Distribution of quercetin and its metabolites in tissues

De Boer et al.⁵⁵ reported the distribution of quercetin in rats and pigs after feeding these animals a diet containing 0.1% or 1.0% quercetin for 11 weeks. Quercetin and quercetin metabolites were widely distributed in rat tissues, with the highest concentration in the lungs and the lowest in the brain, white fat and spleen. A similar profile was found in pigs in a short-term ingestion study (500 mg quercetin per kg body weight). However, Bieger et al.⁵⁶ pointed out that long-term supplementation did not show greater accumulation of a single intake of quercetin, and the only high plasma concentrations were in the liver, small intestine and kidney. The highest concentration in the lungs of rats was not confirmed in the pig study. Although the aglycone was detected in considerable amounts, most of the aglycone could have been derived from deconjugation during the extraction procedures. Further studies are required to ascertain if the aglycone accumulates in tissues. Mullen et al.⁵⁷ fed ¹⁴C-labelled Q4′G by gavage to rats (4 mg per kg body weight). They found that very little radioactivity was detected in body tissues other than the gastrointestinal tract. They therefore claimed that most of the ingested Q4′G were converted to phenolic acids before absorption into the body, and that accumulation in target tissues may be questionable.

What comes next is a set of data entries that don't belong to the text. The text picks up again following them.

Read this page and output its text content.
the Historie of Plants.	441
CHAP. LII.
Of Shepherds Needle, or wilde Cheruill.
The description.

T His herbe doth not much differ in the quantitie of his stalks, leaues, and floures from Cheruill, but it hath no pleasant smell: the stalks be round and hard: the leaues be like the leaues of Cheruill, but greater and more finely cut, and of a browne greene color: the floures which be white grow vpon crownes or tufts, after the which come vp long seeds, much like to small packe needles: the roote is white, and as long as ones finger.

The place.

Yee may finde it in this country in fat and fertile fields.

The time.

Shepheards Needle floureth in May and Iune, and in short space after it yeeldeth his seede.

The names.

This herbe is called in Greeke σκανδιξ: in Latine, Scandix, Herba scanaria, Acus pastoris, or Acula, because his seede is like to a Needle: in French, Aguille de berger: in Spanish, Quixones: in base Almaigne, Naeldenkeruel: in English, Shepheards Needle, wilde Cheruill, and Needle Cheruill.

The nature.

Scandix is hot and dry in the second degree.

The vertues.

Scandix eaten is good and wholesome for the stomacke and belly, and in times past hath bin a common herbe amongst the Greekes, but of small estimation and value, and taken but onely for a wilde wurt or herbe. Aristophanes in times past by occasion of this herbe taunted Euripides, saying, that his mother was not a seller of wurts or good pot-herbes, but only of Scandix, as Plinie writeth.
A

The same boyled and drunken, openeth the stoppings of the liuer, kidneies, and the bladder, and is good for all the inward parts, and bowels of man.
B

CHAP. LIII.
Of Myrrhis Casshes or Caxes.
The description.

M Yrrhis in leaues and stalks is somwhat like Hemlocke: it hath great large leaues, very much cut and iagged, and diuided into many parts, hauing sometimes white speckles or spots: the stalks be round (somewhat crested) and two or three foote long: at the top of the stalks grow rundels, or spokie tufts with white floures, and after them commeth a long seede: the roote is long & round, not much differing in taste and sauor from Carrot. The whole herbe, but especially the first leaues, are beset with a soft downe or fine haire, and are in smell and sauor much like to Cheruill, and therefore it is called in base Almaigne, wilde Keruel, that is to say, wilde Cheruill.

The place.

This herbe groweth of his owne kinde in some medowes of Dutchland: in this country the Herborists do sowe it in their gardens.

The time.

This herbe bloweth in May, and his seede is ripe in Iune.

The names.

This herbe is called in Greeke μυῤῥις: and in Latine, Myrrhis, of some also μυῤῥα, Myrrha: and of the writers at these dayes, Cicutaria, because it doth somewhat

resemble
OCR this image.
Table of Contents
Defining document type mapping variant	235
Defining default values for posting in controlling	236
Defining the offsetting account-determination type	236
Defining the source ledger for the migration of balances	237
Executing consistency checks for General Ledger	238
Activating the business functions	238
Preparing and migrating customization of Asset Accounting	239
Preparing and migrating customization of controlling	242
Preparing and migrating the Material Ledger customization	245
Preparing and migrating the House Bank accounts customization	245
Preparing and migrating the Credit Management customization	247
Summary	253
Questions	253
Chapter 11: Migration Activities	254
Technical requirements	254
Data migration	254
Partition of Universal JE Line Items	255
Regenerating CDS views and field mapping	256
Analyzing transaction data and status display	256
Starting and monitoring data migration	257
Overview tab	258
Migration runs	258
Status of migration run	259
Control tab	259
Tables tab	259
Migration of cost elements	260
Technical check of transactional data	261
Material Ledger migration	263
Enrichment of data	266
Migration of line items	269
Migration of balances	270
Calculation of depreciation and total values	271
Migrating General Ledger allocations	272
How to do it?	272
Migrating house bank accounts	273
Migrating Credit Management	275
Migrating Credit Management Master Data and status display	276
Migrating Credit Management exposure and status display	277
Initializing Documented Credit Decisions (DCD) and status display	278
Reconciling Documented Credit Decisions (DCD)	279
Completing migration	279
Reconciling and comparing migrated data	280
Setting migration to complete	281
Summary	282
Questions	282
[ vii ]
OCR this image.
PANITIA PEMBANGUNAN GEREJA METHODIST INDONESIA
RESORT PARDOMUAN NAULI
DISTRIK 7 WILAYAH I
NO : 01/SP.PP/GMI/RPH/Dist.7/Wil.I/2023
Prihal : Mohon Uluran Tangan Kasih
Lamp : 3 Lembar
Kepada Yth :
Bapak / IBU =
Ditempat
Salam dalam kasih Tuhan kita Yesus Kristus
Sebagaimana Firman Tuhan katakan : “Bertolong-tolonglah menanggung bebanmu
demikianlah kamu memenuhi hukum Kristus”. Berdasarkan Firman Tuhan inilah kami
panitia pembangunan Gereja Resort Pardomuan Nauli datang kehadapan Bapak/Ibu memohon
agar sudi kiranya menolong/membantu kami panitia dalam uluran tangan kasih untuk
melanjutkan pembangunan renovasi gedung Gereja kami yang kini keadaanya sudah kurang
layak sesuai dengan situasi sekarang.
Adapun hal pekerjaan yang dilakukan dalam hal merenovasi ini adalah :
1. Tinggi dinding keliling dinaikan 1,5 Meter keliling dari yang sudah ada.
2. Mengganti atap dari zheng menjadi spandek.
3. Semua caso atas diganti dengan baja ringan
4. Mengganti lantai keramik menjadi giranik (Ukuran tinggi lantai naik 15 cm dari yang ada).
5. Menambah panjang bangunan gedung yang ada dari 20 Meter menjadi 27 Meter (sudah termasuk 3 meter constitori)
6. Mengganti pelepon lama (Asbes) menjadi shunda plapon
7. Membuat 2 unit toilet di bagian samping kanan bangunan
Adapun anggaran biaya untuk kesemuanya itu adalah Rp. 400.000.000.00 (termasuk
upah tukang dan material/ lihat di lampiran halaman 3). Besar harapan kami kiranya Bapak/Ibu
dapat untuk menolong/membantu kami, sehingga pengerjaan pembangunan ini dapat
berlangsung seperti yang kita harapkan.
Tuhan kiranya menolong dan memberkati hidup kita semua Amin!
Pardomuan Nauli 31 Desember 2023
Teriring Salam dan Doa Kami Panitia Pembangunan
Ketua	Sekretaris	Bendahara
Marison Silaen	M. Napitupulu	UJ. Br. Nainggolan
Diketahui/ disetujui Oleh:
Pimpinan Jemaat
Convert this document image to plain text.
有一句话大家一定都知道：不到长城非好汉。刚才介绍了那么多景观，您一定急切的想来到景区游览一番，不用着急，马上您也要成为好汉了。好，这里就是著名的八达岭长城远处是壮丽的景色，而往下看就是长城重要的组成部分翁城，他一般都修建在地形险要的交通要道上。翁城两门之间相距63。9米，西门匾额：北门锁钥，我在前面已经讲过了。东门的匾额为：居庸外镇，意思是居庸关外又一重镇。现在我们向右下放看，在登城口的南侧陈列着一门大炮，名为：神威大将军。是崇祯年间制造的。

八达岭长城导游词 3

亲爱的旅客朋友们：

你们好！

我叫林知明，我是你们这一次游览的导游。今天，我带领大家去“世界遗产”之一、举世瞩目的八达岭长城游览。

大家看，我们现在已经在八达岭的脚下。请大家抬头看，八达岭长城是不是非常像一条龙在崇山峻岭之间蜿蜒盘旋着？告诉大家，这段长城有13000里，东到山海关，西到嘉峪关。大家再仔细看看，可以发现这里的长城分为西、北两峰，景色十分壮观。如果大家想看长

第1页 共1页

These contradictory results indicate that the degree of quercetin accumulation in body tissue is greatly dependent upon the method and amount of its administration. A study on the bioavailability of naringin (naringenin 7-O-neohesperidioside) between healthy rats and tumor-bearing rats demonstrated that the concentration of conjugated metabolites in the plasma of tumor-bearing rats was significantly lower than that of healthy rats.⁵⁸ Thus, abnormal conditions (e.g., cancer) may also influence the bioavailability of flavonoids, resulting in lower accumulation in target tissues.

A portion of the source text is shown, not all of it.